PET/MRI offers opportunities for researchers in terms of improved data collection and as a tool that could lead to better understanding of how the brain works, Dr. Rosen said.
“As researchers we’re extremely interested in continuing to push the envelope on data collection,” said Dr. Rosen, director of the Athinoula A. Martinos Center for Biomedical Imaging and a professor of radiology at Harvard Medical School. “This includes hardware issues, but more importantly, clever ways to use the simultaneously collected data to improve our data analytic flow.”
As with clinical implementation, PET/MRI poses methodological challenges for researchers, including attenuation and motion corrections. Attenuation correction is difficult to do with MRI only, but it can be done dynamically with PET measurements, unlike CT, Dr. Rosen said.
“That means, in principle, we should actually be able to do a better job of attenuation correction if we can find a way to get the equivalent attenuation information from the MR,” Dr. Rosen said.

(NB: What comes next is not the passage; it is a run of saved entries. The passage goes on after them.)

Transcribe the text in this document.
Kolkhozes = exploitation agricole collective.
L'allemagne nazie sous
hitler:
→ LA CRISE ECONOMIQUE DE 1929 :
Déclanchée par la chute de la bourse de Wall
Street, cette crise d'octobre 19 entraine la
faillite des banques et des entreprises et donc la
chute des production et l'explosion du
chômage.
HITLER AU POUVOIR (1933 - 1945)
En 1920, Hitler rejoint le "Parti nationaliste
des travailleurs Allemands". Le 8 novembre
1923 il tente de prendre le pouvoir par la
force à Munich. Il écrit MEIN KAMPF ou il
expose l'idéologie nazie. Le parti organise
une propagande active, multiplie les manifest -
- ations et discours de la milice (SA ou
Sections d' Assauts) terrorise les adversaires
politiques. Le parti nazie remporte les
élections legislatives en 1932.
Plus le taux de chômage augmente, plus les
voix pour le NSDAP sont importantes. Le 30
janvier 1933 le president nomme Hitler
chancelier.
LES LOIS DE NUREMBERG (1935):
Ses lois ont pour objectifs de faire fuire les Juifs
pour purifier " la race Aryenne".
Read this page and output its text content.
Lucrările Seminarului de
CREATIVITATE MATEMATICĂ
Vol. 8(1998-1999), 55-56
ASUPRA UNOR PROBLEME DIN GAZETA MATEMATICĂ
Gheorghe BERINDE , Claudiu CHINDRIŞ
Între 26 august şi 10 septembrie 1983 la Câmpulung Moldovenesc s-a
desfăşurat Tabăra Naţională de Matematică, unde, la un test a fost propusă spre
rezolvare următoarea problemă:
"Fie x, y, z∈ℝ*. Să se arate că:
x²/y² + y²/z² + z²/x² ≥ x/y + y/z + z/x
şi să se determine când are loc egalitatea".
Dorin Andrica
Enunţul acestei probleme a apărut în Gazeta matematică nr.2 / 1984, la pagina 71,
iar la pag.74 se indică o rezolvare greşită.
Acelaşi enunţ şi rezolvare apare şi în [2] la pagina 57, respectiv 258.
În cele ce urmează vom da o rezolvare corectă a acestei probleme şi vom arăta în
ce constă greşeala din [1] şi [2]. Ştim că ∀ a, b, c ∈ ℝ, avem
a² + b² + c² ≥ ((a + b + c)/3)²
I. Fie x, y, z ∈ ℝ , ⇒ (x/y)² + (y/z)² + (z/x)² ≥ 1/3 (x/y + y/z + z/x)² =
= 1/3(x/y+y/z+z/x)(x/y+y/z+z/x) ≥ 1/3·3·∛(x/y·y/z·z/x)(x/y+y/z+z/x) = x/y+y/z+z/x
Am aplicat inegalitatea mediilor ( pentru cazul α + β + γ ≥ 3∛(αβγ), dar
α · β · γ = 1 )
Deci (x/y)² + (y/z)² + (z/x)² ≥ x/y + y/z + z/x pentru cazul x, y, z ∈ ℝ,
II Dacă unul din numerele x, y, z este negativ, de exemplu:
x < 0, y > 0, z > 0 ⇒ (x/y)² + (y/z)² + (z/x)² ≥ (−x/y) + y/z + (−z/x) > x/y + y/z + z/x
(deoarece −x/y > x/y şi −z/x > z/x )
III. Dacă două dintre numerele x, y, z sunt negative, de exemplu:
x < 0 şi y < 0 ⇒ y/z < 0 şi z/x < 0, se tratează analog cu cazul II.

Regarding biology, Dr. Rosen said the real question is what PET/MRI can tell researchers about a tumor, both in its native state and in its response to therapy.
“There’s information there; we have to be clever enough to think through exactly what that means biologically,” he said.
Although radiology research has had little clinical impact in the area of neuropsychiatric diseases, PET/MRI could change that in the future, Dr. Rosen said.
The combination of PET tracers targeting early molecular changes with an MR marker such as nerve degeneration could have clinical significance in determining what patients are susceptible to certain neuropsychiatric diseases such as Alzheimer’s disease and dementia.
“We’re beginning to understand circuit-based diagnosis of different psychiatric diseases,” Dr. Rosen said. “Can we bring the neurochemical side into this? One of the great opportunities PET/MRI offers is allowing us to understand what’s happening on a neurochemical level.”